24 October 2013

GULAG
 


A 23 de Setembro passado, na colónia penal nº 14 da Mordóvia – acerca da qual, na Rússia, se diz, com terror, que “quem nunca cumpriu ali pena, simplesmente não cumpriu pena” –, Nadezhda Tolokonnikova entrou em greve de fome. “É um método extremo mas é a única forma de sair da situação em que me encontro”, declarava numa carta publicada pelo “Guardian” em que denunciava a selvajaria no tratamento infligido às mulheres ali detidas: “O trabalho forçado ocupa dois terços das horas do dia, o repouso é de quatro horas por noite e o dia de descanso apenas acontece uma vez em cada mês e meio. As mulheres são espancadas por tudo e por nada, têm medo das próprias sombras”. E explicava que os maus tratos são “um método conveniente para forçar as prisioneiras à submissão total perante os sistemáticos abusos de direitos humanos. As condições de vida e de higiene do campo são calculadas para se sentirem como animais imundos e sem direitos”. Para lá transferida no cumprimento de uma pena de dois anos após o julgamento-farsa das Pussy Riot por um tribunal de Moscovo, em Agosto de 2012, Tolokonnikova recorda o acolhimento por parte do chefe-adjunto da cadeia, tenente-coronel Kupriyanov: “Deverá saber que, no que diz respeito à política, sou um estalinista”. “Por isso”, concluía, “inicio esta greve de fome e recuso participar no trabalho escravo na colónia. E assim me manterei até ao dia em que a administração decida cumprir a lei e pare de tratar as prisioneiras como gado”.

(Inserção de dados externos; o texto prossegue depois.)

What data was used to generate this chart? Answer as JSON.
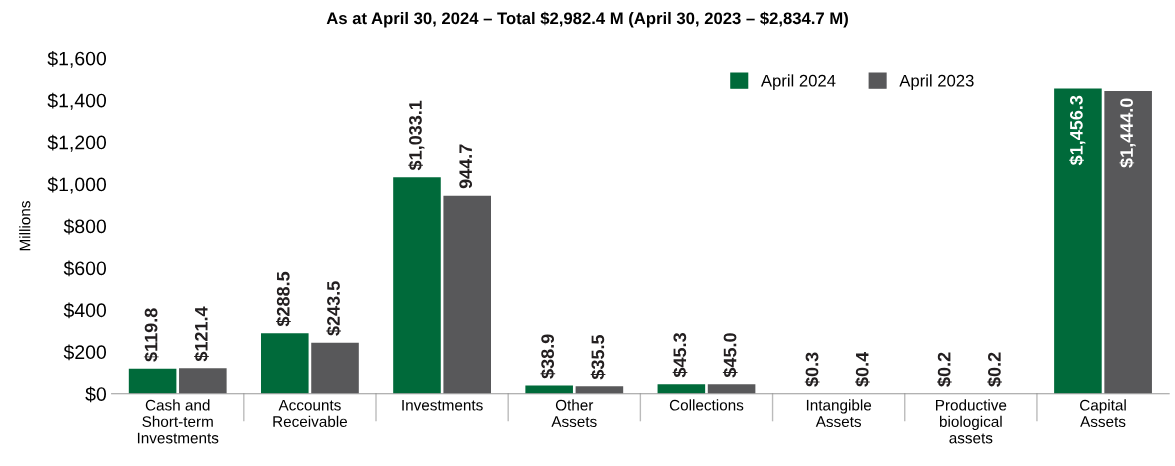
{
  "chart_data": {
    "type": "bar",
    "title": "As at April 30, 2024 – Total $2,982.4 M (April 30, 2023 – $2,834.7 M)",
    "ylabel": "Millions",
    "categories": [
      "Cash and\nShort-term\nInvestments",
      "Accounts\nReceivable",
      "Investments",
      "Other\nAssets",
      "Collections",
      "Intangible\nAssets",
      "Productive\nbiological\nassets",
      "Capital\nAssets"
    ],
    "series": [
      {
        "name": "April 2024",
        "color": "#006a3a",
        "values": [
          119.8,
          288.5,
          1033.1,
          38.9,
          45.3,
          0.3,
          0.2,
          1456.3
        ],
        "value_labels": [
          "$119.8",
          "$288.5",
          "$1,033.1",
          "$38.9",
          "$45.3",
          "$0.3",
          "$0.2",
          "$1,456.3"
        ]
      },
      {
        "name": "April 2023",
        "color": "#58585a",
        "values": [
          121.4,
          243.5,
          944.7,
          35.5,
          45.0,
          0.4,
          0.2,
          1444.0
        ],
        "value_labels": [
          "$121.4",
          "$243.5",
          "944.7",
          "$35.5",
          "$45.0",
          "$0.4",
          "$0.2",
          "$1,444.0"
        ]
      }
    ],
    "ylim": [
      0,
      1600
    ],
    "yticks": [
      {
        "value": 0,
        "label": "$0"
      },
      {
        "value": 200,
        "label": "$200"
      },
      {
        "value": 400,
        "label": "$400"
      },
      {
        "value": 600,
        "label": "$600"
      },
      {
        "value": 800,
        "label": "$800"
      },
      {
        "value": 1000,
        "label": "$1,000"
      },
      {
        "value": 1200,
        "label": "$1,200"
      },
      {
        "value": 1400,
        "label": "$1,400"
      },
      {
        "value": 1600,
        "label": "$1,600"
      }
    ],
    "grid": false,
    "legend": "top right"
  }
}
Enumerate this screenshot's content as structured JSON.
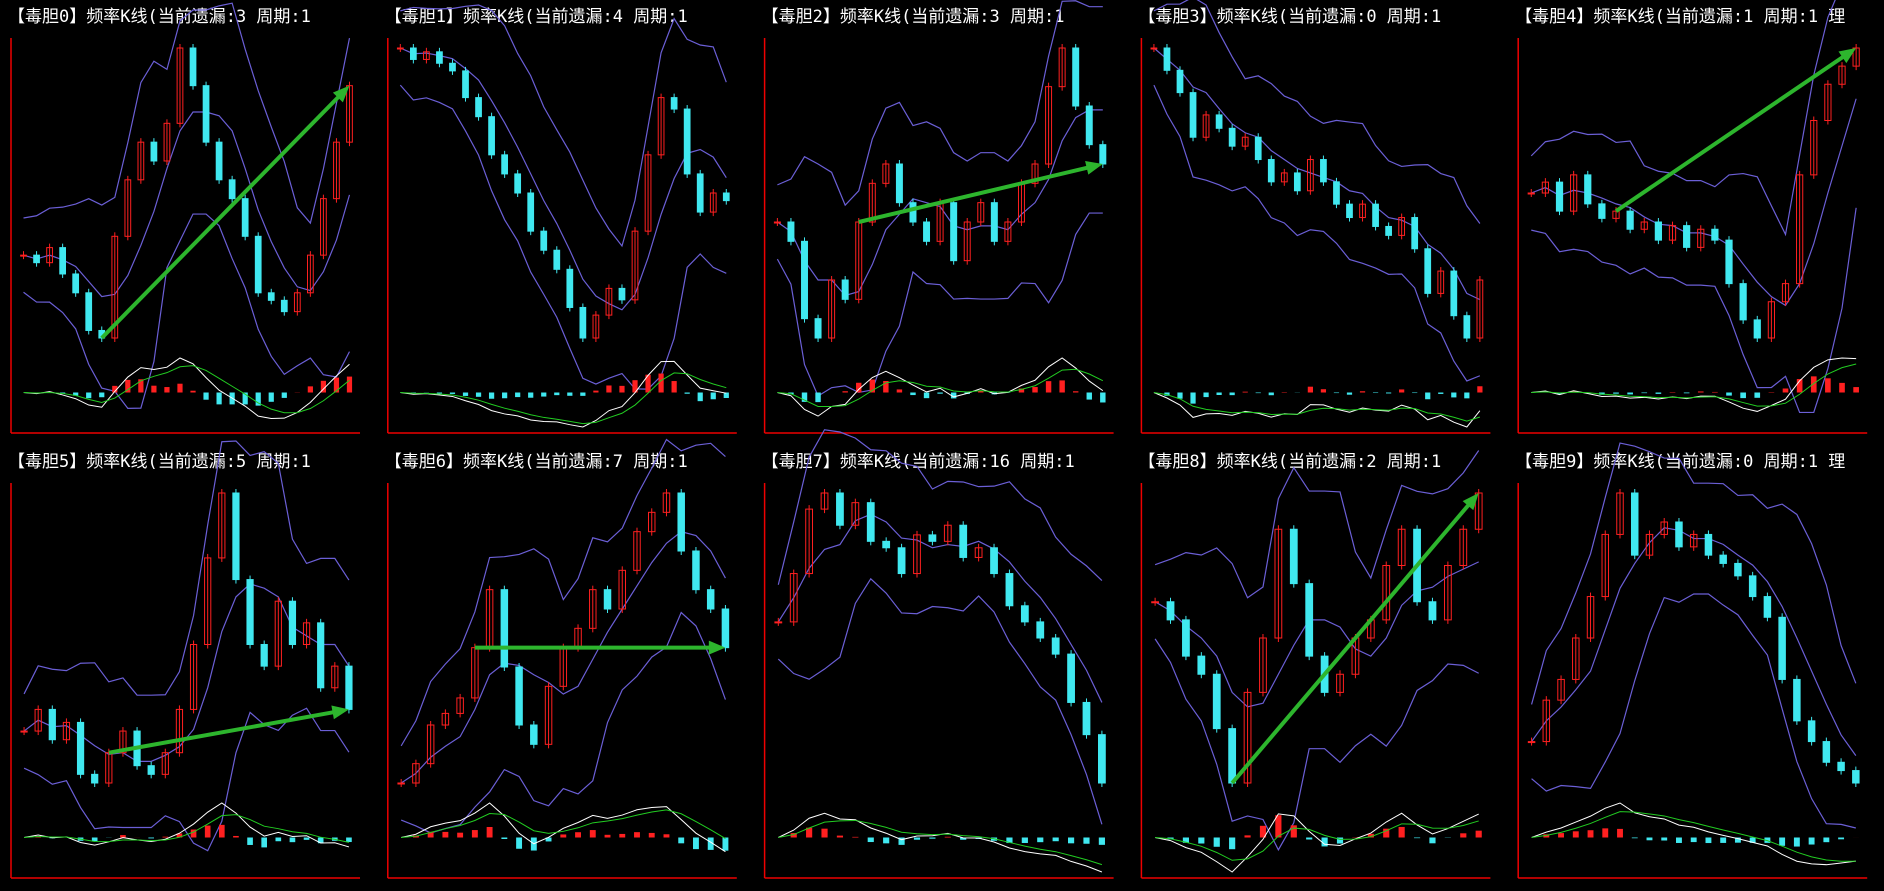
{
  "panels": [
    {
      "title": "【毒胆0】频率K线(当前遗漏:3 周期:1",
      "trend_arrow": true,
      "close": [
        40,
        38,
        42,
        35,
        30,
        20,
        18,
        45,
        60,
        70,
        65,
        75,
        95,
        85,
        70,
        60,
        55,
        45,
        30,
        28,
        25,
        30,
        40,
        55,
        70,
        85
      ]
    },
    {
      "title": "【毒胆1】频率K线(当前遗漏:4 周期:1",
      "trend_arrow": false,
      "close": [
        88,
        85,
        87,
        84,
        82,
        75,
        70,
        60,
        55,
        50,
        40,
        35,
        30,
        20,
        12,
        18,
        25,
        22,
        40,
        60,
        75,
        72,
        55,
        45,
        50,
        48
      ]
    },
    {
      "title": "【毒胆2】频率K线(当前遗漏:3 周期:1",
      "trend_arrow": true,
      "close": [
        45,
        40,
        20,
        15,
        30,
        25,
        45,
        55,
        60,
        50,
        45,
        40,
        50,
        35,
        45,
        50,
        40,
        45,
        55,
        60,
        80,
        90,
        75,
        65,
        60
      ]
    },
    {
      "title": "【毒胆3】频率K线(当前遗漏:0 周期:1",
      "trend_arrow": false,
      "close": [
        80,
        75,
        70,
        60,
        65,
        62,
        58,
        60,
        55,
        50,
        52,
        48,
        55,
        50,
        45,
        42,
        45,
        40,
        38,
        42,
        35,
        25,
        30,
        20,
        15,
        28
      ]
    },
    {
      "title": "【毒胆4】频率K线(当前遗漏:1 周期:1 理",
      "trend_arrow": true,
      "close": [
        55,
        58,
        50,
        60,
        52,
        48,
        50,
        45,
        47,
        42,
        46,
        40,
        45,
        42,
        30,
        20,
        15,
        25,
        30,
        60,
        75,
        85,
        90,
        95
      ]
    },
    {
      "title": "【毒胆5】频率K线(当前遗漏:5 周期:1",
      "trend_arrow": true,
      "close": [
        40,
        45,
        38,
        42,
        30,
        28,
        35,
        40,
        32,
        30,
        35,
        45,
        60,
        80,
        95,
        75,
        60,
        55,
        70,
        60,
        65,
        50,
        55,
        45
      ]
    },
    {
      "title": "【毒胆6】频率K线(当前遗漏:7 周期:1",
      "trend_arrow": true,
      "close": [
        20,
        25,
        35,
        38,
        42,
        55,
        70,
        50,
        35,
        30,
        45,
        55,
        60,
        70,
        65,
        75,
        85,
        90,
        95,
        80,
        70,
        65,
        55
      ]
    },
    {
      "title": "【毒胆7】频率K线(当前遗漏:16 周期:1",
      "trend_arrow": false,
      "close": [
        55,
        70,
        90,
        95,
        85,
        92,
        80,
        78,
        70,
        82,
        80,
        85,
        75,
        78,
        70,
        60,
        55,
        50,
        45,
        30,
        20,
        5
      ]
    },
    {
      "title": "【毒胆8】频率K线(当前遗漏:2 周期:1",
      "trend_arrow": true,
      "close": [
        65,
        60,
        50,
        45,
        30,
        15,
        40,
        55,
        85,
        70,
        50,
        40,
        45,
        55,
        60,
        75,
        85,
        65,
        60,
        75,
        85,
        95
      ]
    },
    {
      "title": "【毒胆9】频率K线(当前遗漏:0 周期:1 理",
      "trend_arrow": false,
      "close": [
        35,
        45,
        50,
        60,
        70,
        85,
        95,
        80,
        85,
        88,
        82,
        85,
        80,
        78,
        75,
        70,
        65,
        50,
        40,
        35,
        30,
        28,
        25
      ]
    }
  ]
}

No dia seguinte, seria transferida para uma cela de isolamento e, uma semana depois, internada no hospital da prisão, tendo suspendido a greve quatro dias mais tarde. Protesto idêntico realizara, em Maio, a outra detida, Maria Alekhina, após ter sido impedida de participar na audiência judicial que avaliava um pedido de liberdade condicional, rejeitado devido a ela “não ter demonstrado arrependimento pelos seus crimes”. É sobre toda a trajectória que decorreu desde a performance das Pussy Riot, a 21 de Fevereiro do ano passado numa catedral de Moscovo, suplicando à Virgem que livrasse a Rússia de Putin – o mesmo Putin que, no início deste mês, um grupo de personalidades russas propunha para prémio Nobel da Paz – até ao final do julgamento, que se debruça Pussy Riot – A Punk Prayer, o documentário de Mike Lerner e Maxim Pozdorovkin, que a 25 e 29 de Outubro, o Doclisboa’13 exibirá na Culturgest e no cinema S. Jorge. Confessadamente fascinados pelo que qualificam como “uma das mais controversas performances artísticas de todos os tempos que logrou tocar no nervo sensível das relações entre Igreja e Estado e dirigir as atenções para a forma repressiva e corrupta como funciona o sistema judicial russo”, acompanharam durante seis meses todo o processo, entrevistaram familiares, apoiantes e opositores e, mais importante, estiveram presentes durante as sessões do julgamento, registando o violento confronto verbal de Nadia, Masha e Katia com as forças policiais, políticas e judiciais. Quanto a Tolokonnikova, tudo permanece transparente: “A minha vida não vai mudar. Os vectores da política e da arte continuarão a ser os mesmos”.